Bezugszeitraum: 1. Jänner 1987 bis 31. Dezember 1987 (Art. XVI)

Artikel VI. Der Bundesminister für Finanzen hat im Finanzjahr 1987 die Zustimmung zu Überschreitungen bei den Ausgabenansätzen des Paragraphen 1551 für arbeitsmarktpolitische Maßnahmen gemäß § 51 Abs. 6 des Arbeitsmarktförderungsgesetzes, BGBl. Nr. 31/1969 in der jeweils geltenden Fassung, nach Maßgabe der dem Bund vom Reservefonds nach dem AlVG überwiesenen Mittel bis zu einem Betrag von 10 vH der vorgesehenen Ansatzbeträge zu geben.

Bezugszeitraum: 1. Jänner 1987 bis 31. Dezember 1987 (Art. XVI)

Artikel VII. Die im Bundesvoranschlag bei den einzelnen Ansätzen unter gesonderten zweistelligen Aufgabenbereichs-Kennziffern in Schrägdruck ausgewiesenen Aufgabenbereichs-Teilbeträge sind für statistische Auswertungszwecke vorgesehen und haben daher nicht die Eigenschaft finanzgesetzlicher Ansätze.

Bezugszeitraum: 1. Jänner 1987 bis 31. Dezember 1987 (Art.

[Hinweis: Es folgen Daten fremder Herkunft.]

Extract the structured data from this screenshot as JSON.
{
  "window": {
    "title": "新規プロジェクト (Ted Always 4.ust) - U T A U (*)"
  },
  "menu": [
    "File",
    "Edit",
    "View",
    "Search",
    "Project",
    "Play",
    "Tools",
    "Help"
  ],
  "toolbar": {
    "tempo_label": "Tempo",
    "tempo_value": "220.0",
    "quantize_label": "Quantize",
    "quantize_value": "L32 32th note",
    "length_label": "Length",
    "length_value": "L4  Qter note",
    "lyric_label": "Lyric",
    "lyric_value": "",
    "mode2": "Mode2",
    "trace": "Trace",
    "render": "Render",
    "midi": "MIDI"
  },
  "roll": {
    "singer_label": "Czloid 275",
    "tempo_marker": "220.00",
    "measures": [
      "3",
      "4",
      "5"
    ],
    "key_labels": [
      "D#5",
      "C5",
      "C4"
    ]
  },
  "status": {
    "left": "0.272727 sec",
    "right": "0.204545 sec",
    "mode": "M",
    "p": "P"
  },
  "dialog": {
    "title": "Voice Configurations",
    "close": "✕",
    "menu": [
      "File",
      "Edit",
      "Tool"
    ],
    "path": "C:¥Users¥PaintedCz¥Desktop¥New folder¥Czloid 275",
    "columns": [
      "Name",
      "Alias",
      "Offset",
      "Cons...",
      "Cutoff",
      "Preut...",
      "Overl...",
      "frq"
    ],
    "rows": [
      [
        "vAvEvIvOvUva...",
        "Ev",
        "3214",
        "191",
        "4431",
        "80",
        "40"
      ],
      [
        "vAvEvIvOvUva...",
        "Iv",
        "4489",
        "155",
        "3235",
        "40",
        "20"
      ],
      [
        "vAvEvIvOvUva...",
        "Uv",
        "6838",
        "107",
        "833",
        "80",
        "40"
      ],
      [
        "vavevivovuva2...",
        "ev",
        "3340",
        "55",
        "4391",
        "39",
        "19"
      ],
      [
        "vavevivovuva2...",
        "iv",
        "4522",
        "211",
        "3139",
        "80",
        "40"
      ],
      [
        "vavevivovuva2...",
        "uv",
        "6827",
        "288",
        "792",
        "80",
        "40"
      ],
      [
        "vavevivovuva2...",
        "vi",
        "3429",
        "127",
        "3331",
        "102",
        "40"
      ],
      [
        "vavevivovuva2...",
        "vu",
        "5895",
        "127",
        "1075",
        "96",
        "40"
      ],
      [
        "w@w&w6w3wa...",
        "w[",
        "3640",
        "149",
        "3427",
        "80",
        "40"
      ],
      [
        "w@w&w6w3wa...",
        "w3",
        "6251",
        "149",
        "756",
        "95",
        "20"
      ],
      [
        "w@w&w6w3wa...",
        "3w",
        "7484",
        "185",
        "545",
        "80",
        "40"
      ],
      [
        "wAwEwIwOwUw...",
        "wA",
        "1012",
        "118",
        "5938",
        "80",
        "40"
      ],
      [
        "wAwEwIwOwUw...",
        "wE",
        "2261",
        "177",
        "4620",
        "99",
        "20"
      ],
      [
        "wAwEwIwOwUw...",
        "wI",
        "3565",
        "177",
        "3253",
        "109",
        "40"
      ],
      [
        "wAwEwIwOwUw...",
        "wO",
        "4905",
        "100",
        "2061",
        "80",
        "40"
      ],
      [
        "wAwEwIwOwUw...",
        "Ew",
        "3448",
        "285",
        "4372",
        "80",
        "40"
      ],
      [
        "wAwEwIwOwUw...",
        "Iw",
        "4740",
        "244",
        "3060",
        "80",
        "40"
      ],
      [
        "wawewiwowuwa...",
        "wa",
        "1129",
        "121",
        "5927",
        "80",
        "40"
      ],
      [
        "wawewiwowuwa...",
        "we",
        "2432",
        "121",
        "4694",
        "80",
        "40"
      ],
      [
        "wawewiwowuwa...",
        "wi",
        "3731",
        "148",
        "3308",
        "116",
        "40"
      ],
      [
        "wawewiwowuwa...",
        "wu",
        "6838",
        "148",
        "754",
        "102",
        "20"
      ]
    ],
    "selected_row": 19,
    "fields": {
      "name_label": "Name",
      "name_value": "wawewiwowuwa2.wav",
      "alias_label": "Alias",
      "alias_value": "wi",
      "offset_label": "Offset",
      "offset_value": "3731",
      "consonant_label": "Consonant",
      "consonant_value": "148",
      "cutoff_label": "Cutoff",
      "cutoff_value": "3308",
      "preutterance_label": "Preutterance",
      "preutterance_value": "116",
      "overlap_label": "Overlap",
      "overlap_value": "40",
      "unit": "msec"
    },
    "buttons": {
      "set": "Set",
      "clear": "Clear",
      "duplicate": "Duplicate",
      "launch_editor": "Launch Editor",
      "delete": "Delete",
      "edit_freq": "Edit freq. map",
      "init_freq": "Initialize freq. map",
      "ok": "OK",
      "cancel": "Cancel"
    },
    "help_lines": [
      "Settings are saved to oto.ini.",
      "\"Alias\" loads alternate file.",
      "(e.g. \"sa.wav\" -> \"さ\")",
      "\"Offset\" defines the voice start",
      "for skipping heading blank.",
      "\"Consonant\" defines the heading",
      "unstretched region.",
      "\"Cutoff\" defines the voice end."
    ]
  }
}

XVI)

Artikel VIII. (1) Der Bundesminister für Finanzen darf in Ausübung der in Art. II enthaltenen Ermächtigung zur Vornahme von Kreditoperationen im Finanzjahr 1987 namens des Bundes Finanzschulden bei inländischen oder bei ausländischen Gläubigern eingehen, wenn

1.

deren Laufzeit fünfzig Jahre nicht übersteigt;

2.

die prozentuelle Gesamtbelastung (p') für den Bund bei in inländischer Währung eingegangenen Finanzschulden unter Zugrundelegung der folgenden finanzmathematischen Formel nicht mehr als das Zweieinhalbfache des im Zeitpunkt der Vertragsunterzeichnung geltenden Zinsfußes für Eskontierungen der Oesterreichischen Nationalbank (§ 48 Abs. 2 des Nationalbankgesetzes, BGBl. Nr. 50/1984) beträgt:

p' = 100 . (r' - 1);

3.

die prozentuelle Gesamtbelastung (p') für den Bund bei in ausländischer Währung eingegangenen Finanzschulden nach der Formel laut Z 2 nicht mehr als das Zweieinhalbfache des arithmetischen Mittels aus den im Zeitpunkt der Vertragsunterzeichnung geltenden offiziellen Diskontsätzen in Belgien, der Bundesrepublik Deutschland, Frankreich, Großbritannien, den Niederlanden, Schweden, der Schweiz und den USA (New York) beträgt.

Eine solche Kreditoperation darf im Einzelfall den Betrag (Gegenwert) von 8 Milliarden Schilling nicht übersteigen. In Verträgen über Kreditoperationen in ausländischer Währung kann vereinbart werden, daß für Verbindlichkeiten des Bundes aus solchen Verträgen Besicherungen mit Bundesvermögen oder Bundeseinnahmen verhältnismäßig in gleicher Weise gewährt werden, wie nach Abschluß dieser Verträge solche Besicherungen bei anderen Verbindlichkeiten des Bundes aus Finanzschulden in ausländischer Währung eingeräumt werden. Für die Beurteilung der Gesamtbelastung bei Finanzschulden, bei welchen die Zinssätze variabel festgesetzt werden, ist für die vertragliche Laufzeit die Gesamtbelastung nach der Formel laut Z 2 auf Basis des Zinssatzes für die erste Verzinsungsperiode zu ermitteln.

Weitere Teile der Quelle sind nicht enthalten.